2013/07/31

Dreams of Travel

You know the whole nature vs. nurture thing? I wonder about it sometimes. In a post from about two weeks ago, when I talk about swimming, I said I was "born to be a water girl." Honestly, I love the stuff. It's still a goal to swim in a lake and a river. But that's a tangent. Do I love the water so much because I grew up in two states that was surrounded by water on at least three sides? Was it because I was on the swim team for a bit and grew to love that? It was likely caused by my environment, not who I am.

What does this have to do with anything, you ask? Well, I ask because I'm also a traveler. I love to travel, and I get restless if I sit in one place too long without a change of scenery. I can only change my scenery so much without a car. In this situation, my desire to travel was caused by my dad. He took the family places all the times. Canada, Mexico, Japan, the Bahamas, a ton of states. Lots of national parks. And road trips. Those are a blast. I've been traveling since I was a few months old. Now that I'm in college, I don't get to do it often. Poor college kid and all.

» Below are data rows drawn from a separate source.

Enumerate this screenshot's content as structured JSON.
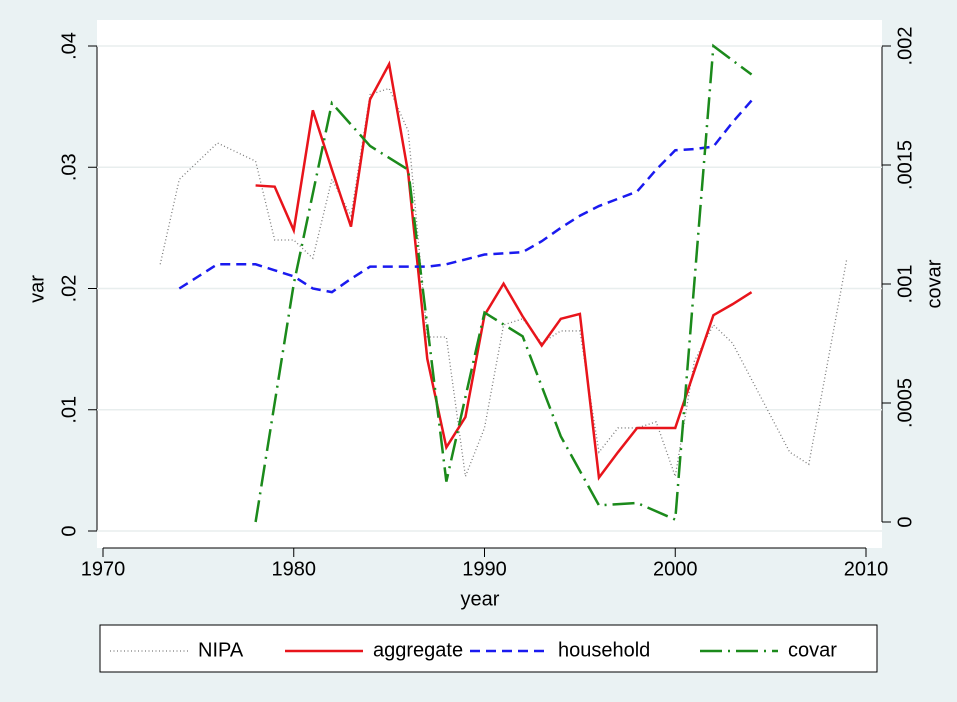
{
  "chart_data": {
    "type": "line",
    "x_label": "year",
    "y_label": "var",
    "y2_label": "covar",
    "xlim": [
      1970,
      2010
    ],
    "xticks": [
      1970,
      1980,
      1990,
      2000,
      2010
    ],
    "ylim": [
      0,
      0.04
    ],
    "yticks": [
      0,
      {
        "value": 0.01,
        "label": ".01"
      },
      {
        "value": 0.02,
        "label": ".02"
      },
      {
        "value": 0.03,
        "label": ".03"
      },
      {
        "value": 0.04,
        "label": ".04"
      }
    ],
    "y2lim": [
      0,
      0.002
    ],
    "y2ticks": [
      0,
      {
        "value": 0.0005,
        "label": ".0005"
      },
      {
        "value": 0.001,
        "label": ".001"
      },
      {
        "value": 0.0015,
        "label": ".0015"
      },
      {
        "value": 0.002,
        "label": ".002"
      }
    ],
    "grid": true,
    "legend": "bottom",
    "series": [
      {
        "name": "NIPA",
        "color": "#7a7a7a",
        "style": "dotted",
        "x": [
          1973,
          1974,
          1976,
          1978,
          1979,
          1980,
          1981,
          1982,
          1983,
          1984,
          1985,
          1986,
          1987,
          1988,
          1989,
          1990,
          1991,
          1992,
          1993,
          1994,
          1995,
          1996,
          1997,
          1998,
          1999,
          2000,
          2001,
          2002,
          2003,
          2004,
          2005,
          2006,
          2007,
          2008,
          2009
        ],
        "values": [
          0.022,
          0.029,
          0.032,
          0.0305,
          0.024,
          0.024,
          0.0225,
          0.029,
          0.026,
          0.036,
          0.0365,
          0.033,
          0.016,
          0.016,
          0.0045,
          0.0085,
          0.017,
          0.0175,
          0.0155,
          0.0165,
          0.0165,
          0.0065,
          0.0085,
          0.0085,
          0.009,
          0.0045,
          0.014,
          0.017,
          0.0155,
          0.0125,
          0.0095,
          0.0065,
          0.0055,
          0.014,
          0.0225
        ]
      },
      {
        "name": "aggregate",
        "color": "#e8141b",
        "style": "solid",
        "x": [
          1978,
          1979,
          1980,
          1981,
          1982,
          1983,
          1984,
          1985,
          1986,
          1987,
          1988,
          1989,
          1990,
          1991,
          1992,
          1993,
          1994,
          1995,
          1996,
          1997,
          1998,
          1999,
          2000,
          2001,
          2002,
          2003,
          2004
        ],
        "values": [
          0.0285,
          0.0284,
          0.0248,
          0.0347,
          0.0298,
          0.0251,
          0.0356,
          0.0385,
          0.0295,
          0.0142,
          0.0069,
          0.0094,
          0.0178,
          0.0204,
          0.0177,
          0.0153,
          0.0175,
          0.0179,
          0.0044,
          0.0065,
          0.0085,
          0.0085,
          0.0085,
          0.0132,
          0.0178,
          0.0187,
          0.0197
        ]
      },
      {
        "name": "household",
        "color": "#1a1aef",
        "style": "dashed",
        "x": [
          1974,
          1975,
          1976,
          1977,
          1978,
          1979,
          1980,
          1981,
          1982,
          1983,
          1984,
          1985,
          1986,
          1987,
          1988,
          1989,
          1990,
          1991,
          1992,
          1993,
          1994,
          1995,
          1996,
          1997,
          1998,
          1999,
          2000,
          2001,
          2002,
          2003,
          2004
        ],
        "values": [
          0.02,
          0.021,
          0.022,
          0.022,
          0.022,
          0.0215,
          0.021,
          0.02,
          0.0197,
          0.0208,
          0.0218,
          0.0218,
          0.0218,
          0.0218,
          0.022,
          0.0224,
          0.0228,
          0.0229,
          0.023,
          0.0239,
          0.025,
          0.026,
          0.0268,
          0.0274,
          0.028,
          0.0298,
          0.0314,
          0.0315,
          0.0317,
          0.0337,
          0.0355
        ]
      },
      {
        "name": "covar",
        "color": "#1b8a1b",
        "style": "dashdot",
        "axis": "y2",
        "x": [
          1978,
          1980,
          1982,
          1984,
          1986,
          1988,
          1990,
          1992,
          1994,
          1996,
          1998,
          2000,
          2002,
          2004
        ],
        "values": [
          0,
          0.001,
          0.00176,
          0.00158,
          0.00148,
          0.00017,
          0.00088,
          0.00078,
          0.00036,
          7e-05,
          8e-05,
          1e-05,
          0.002,
          0.00188
        ]
      }
    ]
  }
}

First Google image if you type in "poor college student." We get shirts?!

There's something refreshing about hopping in a car and traveling somewhere you've never been. The view outside of the car changes. You blast music- or, in my family's case, Dad picks something to listen to and moves it up to the front of the car so the kids can blast their music with headphones in. You talk and laugh and maybe have a hard time hearing what's being said at the front, and then there's a lot of yelling. You have a map to know where you're going, but maybe something looks interesting so you go there for a bit. Hello, 18-something's town. Then you lose cell service and if you don't have a map, you better hope the one driving wants to stop for directions instead of driving aimlessly.

But that's life, right?

This is what my family does during road trips.

I talked with a friend last night, and we got onto the topic of traveling. I think we both agreed a road trip is a cool thing. I don't actually remember, because I'm running on 4 1/2 hours of sleep and quite a few things have slipped my mind, despite my attention to details. I just remember I said road trips are cool. I recall saying something about how I wanted to road trip somewhere I had never been, to somewhere radically different from where I'd grown up, and take pictures of everything. Document the journey.

I've grown up in suburbia. I can tell you I've seen a lot of concrete and a heck of a lot of water and desert. To me, anything with more than a few trees is green. When my family went on a cross country road trip last year, I stared out the windows a good portion of the trip because there were trees everywhere. We joked, "What is this green stuff at the side of the road?" Then we were up north and there were all those fields, I found it interesting. For a bit. Then I became tired of seeing corn. But plants! Green! Not neon lights and metal and concrete!

WOOOOOO LIGHTS EVERYWHERE. LIGHTS AND IMPORTED FAKE TREES!

Of course, my friend laughed when I said certain places were green to me. He grew up in a place where there was green everywhere. The concept of someplace really green is foreign to me. Maybe, one day, when I have a car and money and can road trip, I'll visit green places like his hometown. I'll visit places with forests and rivers. I won't do urban landscape, oh no. I can do natural landscapes. I've told one of my closest friends that we should do a road trip. It's been a topic half of my friends have been going on about during summer. We keep thinking, "You know what? A road trip would be way fun." We have different destinations in mind, though. One wants to go to San Diego. Another wants to go to another place in California. I want to go northwest- so Washington, Oregon, Idaho. ("Spokane's a nice place," is what my close friend said when I mentioned Washington.) I'd also like to go to the East Coast, but that's more for history interests. Plus, I've been to the East Coast a lot. I want to spend a bit more time exploring the West Coast.

This ties in with something else my friend and I had talked about. Dreams. He had a lot of really cool dreams, but "none of them will come true." That's better than me, I told him. I didn't really have dreams. Then it occurred to me that no, I do have a dream. A dream that'll likely never come true because it's 1) expensive and 2) kind of an all-or-nothing thing.

That dream is to travel the world and take photographs of all of the gorgeous places that exist on our planet.

This is the photo that I claim started it all. An accidental good shot.

I love photography. I'd love to be able to do something with it. But if it doesn't work out, what do I do? Go back to being a linguistics major with no idea what to do with her life? Admittedly, I can probably get to traveling by being an ESL teacher. People want ESL teachers, right? Plus, if I improve my Japanese and learn Chinese and Korean, I can be a translator in those countries. Companies love multi-lingual people, right?

That's probably the one dream I've had for a while, with slight changes. I just wanted to travel the world when I was little. Now, I want to travel the world, see the amazing sights, take photos of those amazing sights. Walk, bike, ride a train, bus, or taxis. I miss trains. That's how I got around in Japan. Good memories. Also one of the only vehicles I can fall asleep in. Taste the food. Soak in the culture. Explore. Get lost. Go on adventures.